I want to look at countable ultraproducts in a concrete setting.

Specifically, for each $n\in \mathbb{N}$, let $S_n = (A_n, B_n)$ be a finite model where $B_n$ is a binary relation. Let $U$ be a nonprincipal ultrafilter on $\mathbb{N}$.

Suppose that we have a subset $T$ of the ultraproduct $$S:= \prod_{n\in \mathbb{N}} {S_n}/{\mathcal{U}}$$ such that $T= \prod_{n\in \mathbb{N}} {T_n}/{\mathcal{U}}$ for some $T_n \subset S_n$.

Is $T$ necessarily definable in first-order logic with equality? I can't think of a reason why it must be (although, conversely, any definable subset of $S$ can be written as the ultraproduct of a sequence of sub-models of the $S_n$).

But I'm also having trouble coming up with a counterexample. Any help would be appreciated.

Answer 1

No. For instance, if $B_n$ is always equality, the only subsets of $T$ that are definable (with parameters) are finite and cofinite sets (because we have no relations besides equality). But if, say, $|S_n|=2n$ for each $n$ and $|T_n|=n$ for each $n$, then your $T$ is neither finite nor cofinite in $S$.

Answer 2

Just to add to Eric's answer, a sufficient condition for the set $\prod T_n/\mathcal{U}$ to be definable in the ultraproduct $\prod S_n/\mathcal{U}$ is that the sets $T_n$ are uniformly definable in the structures $S_n$. That is, there is a single formula $\varphi(x,y)$ and parameters $b_n\in S_n$ for all $n$ such that $T_n = \{a\in S_n\mid S_n\models \varphi(a,b_n)\}$.
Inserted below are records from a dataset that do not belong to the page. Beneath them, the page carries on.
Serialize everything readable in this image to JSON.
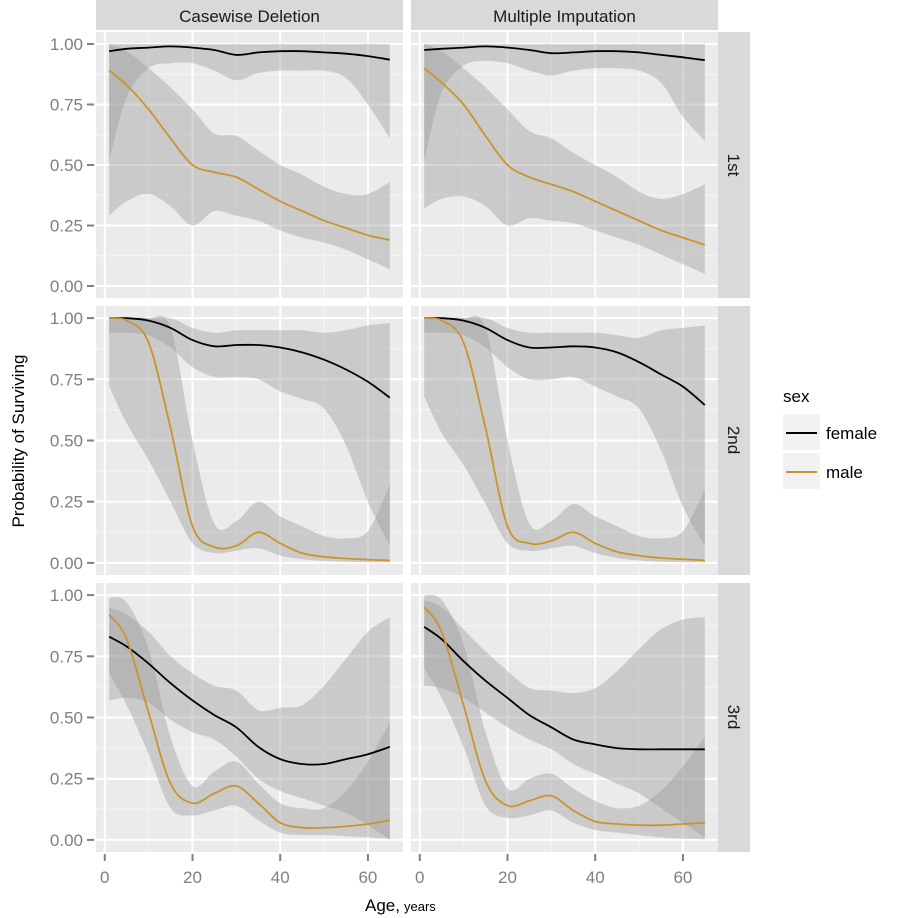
{
  "chart_data": {
    "type": "line",
    "title": "",
    "xlabel": "Age,",
    "xlabel_unit": "years",
    "ylabel": "Probability of Surviving",
    "xlim": [
      -2,
      68
    ],
    "ylim": [
      0,
      1
    ],
    "x_ticks": [
      0,
      20,
      40,
      60
    ],
    "x_tick_labels": [
      "0",
      "20",
      "40",
      "60"
    ],
    "y_ticks": [
      0,
      0.25,
      0.5,
      0.75,
      1.0
    ],
    "y_tick_labels": [
      "0.00",
      "0.25",
      "0.50",
      "0.75",
      "1.00"
    ],
    "grid": true,
    "facet_columns": [
      "Casewise Deletion",
      "Multiple Imputation"
    ],
    "facet_rows": [
      "1st",
      "2nd",
      "3rd"
    ],
    "legend": {
      "title": "sex",
      "position": "right",
      "entries": [
        {
          "name": "female",
          "color": "#000000"
        },
        {
          "name": "male",
          "color": "#C8952D"
        }
      ]
    },
    "x": [
      1,
      5,
      10,
      15,
      20,
      25,
      30,
      35,
      40,
      45,
      50,
      55,
      60,
      65
    ],
    "panels": [
      {
        "column": "Casewise Deletion",
        "row": "1st",
        "series": [
          {
            "name": "female",
            "values": [
              0.97,
              0.98,
              0.985,
              0.99,
              0.985,
              0.975,
              0.955,
              0.965,
              0.97,
              0.97,
              0.965,
              0.96,
              0.95,
              0.935
            ],
            "lower": [
              0.52,
              0.78,
              0.9,
              0.92,
              0.92,
              0.89,
              0.85,
              0.88,
              0.89,
              0.89,
              0.89,
              0.86,
              0.75,
              0.61
            ],
            "upper": [
              1.0,
              1.0,
              1.0,
              1.0,
              1.0,
              1.0,
              1.0,
              1.0,
              1.0,
              1.0,
              1.0,
              1.0,
              1.0,
              1.0
            ]
          },
          {
            "name": "male",
            "values": [
              0.89,
              0.83,
              0.73,
              0.61,
              0.5,
              0.47,
              0.45,
              0.4,
              0.35,
              0.31,
              0.27,
              0.24,
              0.21,
              0.19
            ],
            "lower": [
              0.29,
              0.35,
              0.38,
              0.33,
              0.25,
              0.31,
              0.29,
              0.27,
              0.23,
              0.2,
              0.18,
              0.15,
              0.11,
              0.07
            ],
            "upper": [
              1.0,
              0.97,
              0.9,
              0.82,
              0.73,
              0.63,
              0.62,
              0.56,
              0.5,
              0.46,
              0.41,
              0.38,
              0.38,
              0.43
            ]
          }
        ]
      },
      {
        "column": "Multiple Imputation",
        "row": "1st",
        "series": [
          {
            "name": "female",
            "values": [
              0.975,
              0.98,
              0.985,
              0.99,
              0.985,
              0.975,
              0.962,
              0.965,
              0.97,
              0.97,
              0.965,
              0.955,
              0.945,
              0.933
            ],
            "lower": [
              0.52,
              0.8,
              0.91,
              0.93,
              0.92,
              0.89,
              0.87,
              0.89,
              0.9,
              0.9,
              0.89,
              0.84,
              0.7,
              0.6
            ],
            "upper": [
              1.0,
              1.0,
              1.0,
              1.0,
              1.0,
              1.0,
              1.0,
              1.0,
              1.0,
              1.0,
              1.0,
              1.0,
              1.0,
              1.0
            ]
          },
          {
            "name": "male",
            "values": [
              0.9,
              0.84,
              0.75,
              0.62,
              0.5,
              0.45,
              0.42,
              0.39,
              0.35,
              0.31,
              0.27,
              0.23,
              0.2,
              0.17
            ],
            "lower": [
              0.32,
              0.36,
              0.37,
              0.33,
              0.25,
              0.28,
              0.27,
              0.26,
              0.23,
              0.2,
              0.17,
              0.13,
              0.09,
              0.05
            ],
            "upper": [
              1.0,
              0.97,
              0.9,
              0.82,
              0.73,
              0.64,
              0.61,
              0.55,
              0.5,
              0.45,
              0.39,
              0.36,
              0.38,
              0.42
            ]
          }
        ]
      },
      {
        "column": "Casewise Deletion",
        "row": "2nd",
        "series": [
          {
            "name": "female",
            "values": [
              1.0,
              1.0,
              0.99,
              0.96,
              0.91,
              0.885,
              0.89,
              0.89,
              0.88,
              0.86,
              0.83,
              0.79,
              0.74,
              0.675
            ],
            "lower": [
              0.94,
              0.94,
              0.93,
              0.88,
              0.8,
              0.76,
              0.76,
              0.75,
              0.7,
              0.67,
              0.63,
              0.48,
              0.25,
              0.07
            ],
            "upper": [
              1.0,
              1.0,
              1.0,
              1.0,
              0.96,
              0.94,
              0.95,
              0.95,
              0.95,
              0.95,
              0.94,
              0.95,
              0.97,
              0.98
            ]
          },
          {
            "name": "male",
            "values": [
              1.0,
              0.99,
              0.9,
              0.55,
              0.15,
              0.065,
              0.07,
              0.125,
              0.08,
              0.04,
              0.025,
              0.018,
              0.013,
              0.01
            ],
            "lower": [
              0.72,
              0.57,
              0.42,
              0.25,
              0.08,
              0.04,
              0.05,
              0.06,
              0.03,
              0.015,
              0.008,
              0.005,
              0.003,
              0.002
            ],
            "upper": [
              1.0,
              1.0,
              1.0,
              0.96,
              0.5,
              0.16,
              0.17,
              0.25,
              0.19,
              0.15,
              0.11,
              0.1,
              0.13,
              0.32
            ]
          }
        ]
      },
      {
        "column": "Multiple Imputation",
        "row": "2nd",
        "series": [
          {
            "name": "female",
            "values": [
              1.0,
              1.0,
              0.99,
              0.96,
              0.91,
              0.88,
              0.88,
              0.885,
              0.88,
              0.86,
              0.82,
              0.77,
              0.72,
              0.645
            ],
            "lower": [
              0.94,
              0.94,
              0.93,
              0.88,
              0.8,
              0.75,
              0.75,
              0.76,
              0.72,
              0.68,
              0.63,
              0.46,
              0.23,
              0.07
            ],
            "upper": [
              1.0,
              1.0,
              1.0,
              1.0,
              0.96,
              0.94,
              0.94,
              0.94,
              0.94,
              0.93,
              0.92,
              0.95,
              0.96,
              0.97
            ]
          },
          {
            "name": "male",
            "values": [
              1.0,
              0.99,
              0.9,
              0.55,
              0.15,
              0.08,
              0.09,
              0.125,
              0.08,
              0.045,
              0.03,
              0.02,
              0.015,
              0.01
            ],
            "lower": [
              0.68,
              0.53,
              0.4,
              0.24,
              0.08,
              0.05,
              0.06,
              0.07,
              0.04,
              0.02,
              0.01,
              0.005,
              0.003,
              0.002
            ],
            "upper": [
              1.0,
              1.0,
              1.0,
              0.96,
              0.5,
              0.16,
              0.17,
              0.24,
              0.19,
              0.15,
              0.11,
              0.1,
              0.13,
              0.3
            ]
          }
        ]
      },
      {
        "column": "Casewise Deletion",
        "row": "3rd",
        "series": [
          {
            "name": "female",
            "values": [
              0.83,
              0.79,
              0.72,
              0.64,
              0.57,
              0.51,
              0.46,
              0.38,
              0.33,
              0.31,
              0.31,
              0.33,
              0.35,
              0.38
            ],
            "lower": [
              0.57,
              0.58,
              0.56,
              0.49,
              0.44,
              0.41,
              0.34,
              0.25,
              0.2,
              0.17,
              0.14,
              0.11,
              0.06,
              0.0
            ],
            "upper": [
              0.95,
              0.92,
              0.85,
              0.75,
              0.68,
              0.63,
              0.61,
              0.53,
              0.54,
              0.55,
              0.63,
              0.74,
              0.85,
              0.91
            ]
          },
          {
            "name": "male",
            "values": [
              0.92,
              0.82,
              0.52,
              0.23,
              0.15,
              0.19,
              0.22,
              0.15,
              0.07,
              0.05,
              0.05,
              0.055,
              0.065,
              0.08
            ],
            "lower": [
              0.68,
              0.55,
              0.35,
              0.13,
              0.1,
              0.12,
              0.14,
              0.08,
              0.03,
              0.02,
              0.02,
              0.015,
              0.01,
              0.005
            ],
            "upper": [
              0.99,
              0.97,
              0.78,
              0.42,
              0.22,
              0.28,
              0.32,
              0.23,
              0.15,
              0.13,
              0.13,
              0.2,
              0.32,
              0.48
            ]
          }
        ]
      },
      {
        "column": "Multiple Imputation",
        "row": "3rd",
        "series": [
          {
            "name": "female",
            "values": [
              0.87,
              0.82,
              0.73,
              0.65,
              0.58,
              0.51,
              0.46,
              0.41,
              0.39,
              0.375,
              0.37,
              0.37,
              0.37,
              0.37
            ],
            "lower": [
              0.63,
              0.62,
              0.58,
              0.52,
              0.46,
              0.41,
              0.37,
              0.31,
              0.27,
              0.23,
              0.19,
              0.13,
              0.07,
              0.01
            ],
            "upper": [
              0.98,
              0.95,
              0.86,
              0.77,
              0.69,
              0.62,
              0.61,
              0.6,
              0.62,
              0.69,
              0.78,
              0.86,
              0.9,
              0.91
            ]
          },
          {
            "name": "male",
            "values": [
              0.95,
              0.85,
              0.55,
              0.24,
              0.14,
              0.16,
              0.18,
              0.12,
              0.075,
              0.065,
              0.06,
              0.06,
              0.065,
              0.07
            ],
            "lower": [
              0.7,
              0.58,
              0.38,
              0.14,
              0.09,
              0.1,
              0.12,
              0.07,
              0.04,
              0.03,
              0.02,
              0.01,
              0.005,
              0.003
            ],
            "upper": [
              1.0,
              0.98,
              0.8,
              0.44,
              0.21,
              0.25,
              0.27,
              0.21,
              0.16,
              0.13,
              0.14,
              0.2,
              0.3,
              0.42
            ]
          }
        ]
      }
    ]
  }
}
If the $T_n$ are a family of finite sets, then each $T_n$ will be definable by a formula of the form $\bigvee_{i=1}^k x = b_i$, where $T_n = \{b_1,\dots,b_k\}$. If there is a single $N$ such that $|T_n|\leq N$ for all $n$, then the $T_n$ are uniformly definable by instances of $\bigvee_{i=1}^N x = y_i$. But if the $T_n$ have arbitrarily large finite size, no single formula in the language of equality suffices to define the $T_n$.